Now, it seems like we know what’s going on here: Roslin wants Anders to protect Hera at all costs because she’s the Cylon-human child. But wait a minute, “the shape of things to come?” Where did that come from? The only other people we’ve heard that phrase from are Head Six in the Opera House and Head Adama (or Vision Adama?) in Baltar’s dream/hallucination on Kobol when Adama drowns the baby. Where is Roslin getting this from? Is it scripture? Is it from a vision? Has she subconsciously already been to the Opera House somehow?
Also, it’s interesting that although Roslin wanted to abort Hera to keep her out of Cylon hands, she doesn’t authorize Anders to kill her if it looks like they’re going to be captured. Roslin seems to have gone from being out solely to keep the baby away from the Cylons at all costs to trying to protect the baby from the Cylons–and there is a difference. Why the change? Is it because Roslin has Hera’s blood running through her veins and is now somehow connected to Hera’s fate? Is it because Hera could be “either a blessing or a curse”? A blessing or a curse to whom? And how does Roslin know this?

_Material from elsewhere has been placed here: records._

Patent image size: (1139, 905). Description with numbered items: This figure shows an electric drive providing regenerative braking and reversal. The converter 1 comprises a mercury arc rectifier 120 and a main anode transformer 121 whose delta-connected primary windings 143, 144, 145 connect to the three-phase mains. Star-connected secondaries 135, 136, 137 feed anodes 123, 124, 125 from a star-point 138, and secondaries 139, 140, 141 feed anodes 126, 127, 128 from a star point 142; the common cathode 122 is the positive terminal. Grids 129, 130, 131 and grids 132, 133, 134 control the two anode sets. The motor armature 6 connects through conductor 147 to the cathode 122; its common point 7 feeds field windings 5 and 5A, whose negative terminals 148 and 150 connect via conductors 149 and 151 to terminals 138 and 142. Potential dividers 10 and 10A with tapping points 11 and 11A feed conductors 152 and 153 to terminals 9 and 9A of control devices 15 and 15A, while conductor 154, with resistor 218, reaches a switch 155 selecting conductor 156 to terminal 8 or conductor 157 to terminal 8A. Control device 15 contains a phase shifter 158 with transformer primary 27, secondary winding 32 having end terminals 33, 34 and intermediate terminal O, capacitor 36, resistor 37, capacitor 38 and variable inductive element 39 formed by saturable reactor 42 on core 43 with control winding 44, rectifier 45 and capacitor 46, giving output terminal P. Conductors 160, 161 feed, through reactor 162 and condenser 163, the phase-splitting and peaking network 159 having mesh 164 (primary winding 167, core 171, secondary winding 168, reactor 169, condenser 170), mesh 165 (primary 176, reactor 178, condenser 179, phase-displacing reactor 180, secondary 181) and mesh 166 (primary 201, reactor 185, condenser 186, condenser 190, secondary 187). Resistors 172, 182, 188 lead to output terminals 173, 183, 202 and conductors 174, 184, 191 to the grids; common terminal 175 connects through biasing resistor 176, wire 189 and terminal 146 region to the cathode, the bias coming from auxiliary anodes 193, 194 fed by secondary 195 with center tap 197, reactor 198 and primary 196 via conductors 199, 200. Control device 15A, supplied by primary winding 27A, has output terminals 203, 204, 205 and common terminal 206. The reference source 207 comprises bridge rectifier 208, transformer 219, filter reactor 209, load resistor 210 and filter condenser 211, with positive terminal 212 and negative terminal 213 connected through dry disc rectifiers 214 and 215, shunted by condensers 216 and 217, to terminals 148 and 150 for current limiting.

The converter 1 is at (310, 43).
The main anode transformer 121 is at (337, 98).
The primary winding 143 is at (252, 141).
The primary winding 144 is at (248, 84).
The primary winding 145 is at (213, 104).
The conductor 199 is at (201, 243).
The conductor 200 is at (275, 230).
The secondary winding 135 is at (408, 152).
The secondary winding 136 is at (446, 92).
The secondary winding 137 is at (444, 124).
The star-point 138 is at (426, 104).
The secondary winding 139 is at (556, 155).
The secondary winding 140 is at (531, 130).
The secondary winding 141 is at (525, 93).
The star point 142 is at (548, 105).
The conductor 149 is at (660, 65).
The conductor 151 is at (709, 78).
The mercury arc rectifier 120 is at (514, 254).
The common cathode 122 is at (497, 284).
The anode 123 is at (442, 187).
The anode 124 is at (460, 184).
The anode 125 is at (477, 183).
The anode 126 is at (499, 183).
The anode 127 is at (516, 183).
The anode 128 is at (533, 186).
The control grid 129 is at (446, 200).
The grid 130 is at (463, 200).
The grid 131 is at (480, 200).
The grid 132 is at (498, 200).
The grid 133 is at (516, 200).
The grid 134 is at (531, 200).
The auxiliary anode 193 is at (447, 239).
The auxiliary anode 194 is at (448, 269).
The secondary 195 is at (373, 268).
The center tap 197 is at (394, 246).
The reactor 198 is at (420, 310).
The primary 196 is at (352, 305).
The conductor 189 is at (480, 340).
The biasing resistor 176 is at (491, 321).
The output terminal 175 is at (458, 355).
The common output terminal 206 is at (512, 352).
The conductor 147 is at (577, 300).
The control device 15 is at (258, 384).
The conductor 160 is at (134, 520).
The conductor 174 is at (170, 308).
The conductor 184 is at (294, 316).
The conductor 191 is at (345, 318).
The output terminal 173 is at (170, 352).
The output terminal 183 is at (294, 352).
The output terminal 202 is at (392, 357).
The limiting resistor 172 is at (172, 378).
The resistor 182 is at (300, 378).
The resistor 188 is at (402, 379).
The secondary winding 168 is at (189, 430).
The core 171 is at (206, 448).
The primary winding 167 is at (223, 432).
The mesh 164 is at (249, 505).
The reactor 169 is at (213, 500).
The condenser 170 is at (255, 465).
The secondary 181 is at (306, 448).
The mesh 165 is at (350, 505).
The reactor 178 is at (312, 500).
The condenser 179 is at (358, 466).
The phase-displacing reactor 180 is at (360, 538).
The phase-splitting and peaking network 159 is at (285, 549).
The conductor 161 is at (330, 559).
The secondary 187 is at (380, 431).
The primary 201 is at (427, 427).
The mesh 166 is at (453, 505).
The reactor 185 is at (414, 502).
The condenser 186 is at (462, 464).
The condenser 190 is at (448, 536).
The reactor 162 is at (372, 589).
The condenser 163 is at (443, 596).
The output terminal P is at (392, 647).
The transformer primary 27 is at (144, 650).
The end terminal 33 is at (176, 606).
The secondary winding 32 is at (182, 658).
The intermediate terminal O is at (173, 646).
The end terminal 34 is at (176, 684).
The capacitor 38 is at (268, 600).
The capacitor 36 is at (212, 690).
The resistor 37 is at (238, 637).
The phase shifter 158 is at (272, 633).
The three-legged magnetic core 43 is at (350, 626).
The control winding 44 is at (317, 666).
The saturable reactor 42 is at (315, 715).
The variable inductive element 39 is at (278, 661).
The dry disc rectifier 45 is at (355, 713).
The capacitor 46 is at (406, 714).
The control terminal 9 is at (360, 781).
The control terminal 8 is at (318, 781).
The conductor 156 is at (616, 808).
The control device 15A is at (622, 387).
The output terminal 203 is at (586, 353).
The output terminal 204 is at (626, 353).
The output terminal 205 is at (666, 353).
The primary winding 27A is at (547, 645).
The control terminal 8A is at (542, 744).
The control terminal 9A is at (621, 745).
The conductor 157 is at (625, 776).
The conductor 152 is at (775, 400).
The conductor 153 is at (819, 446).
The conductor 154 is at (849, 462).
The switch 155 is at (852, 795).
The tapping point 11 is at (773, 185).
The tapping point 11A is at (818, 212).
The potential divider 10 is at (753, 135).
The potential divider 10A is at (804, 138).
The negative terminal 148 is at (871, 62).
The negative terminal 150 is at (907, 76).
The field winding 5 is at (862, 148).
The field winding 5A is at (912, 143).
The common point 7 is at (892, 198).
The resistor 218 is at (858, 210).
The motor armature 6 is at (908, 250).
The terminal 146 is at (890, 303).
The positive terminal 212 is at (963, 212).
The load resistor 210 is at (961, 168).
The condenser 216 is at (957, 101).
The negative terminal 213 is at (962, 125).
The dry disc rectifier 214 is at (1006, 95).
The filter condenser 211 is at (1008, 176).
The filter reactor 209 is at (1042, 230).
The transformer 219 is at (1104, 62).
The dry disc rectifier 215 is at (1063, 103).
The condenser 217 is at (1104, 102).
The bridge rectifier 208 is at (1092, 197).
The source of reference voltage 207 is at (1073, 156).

A lot of viewers have been predicting that “the shape of things to come” is the integration of Cylons and humans, but that’s in part because we’ve been knocked over the head with this idea of Hera being so important and “the shape of things to come” for a long time from Head Six; it doesn’t make sense for Roslin to draw that conclusion on her own. It’s not a really logical conclusion, when you think about it. For instance, just because a tiger and a lion mate and produce a liger, that doesn’t mean all zoologists jump to the conclusion that the liger is going to be “the shape of things to come” for lions and tigers; yeah, maybe you’ll get a few, but on the whole, most cubs are still going to be lion cubs or tiger cubs. Not the greatest example, but I hope it shows why I’m curious about where Roslin is getting her ideas about Hera’s destiny from.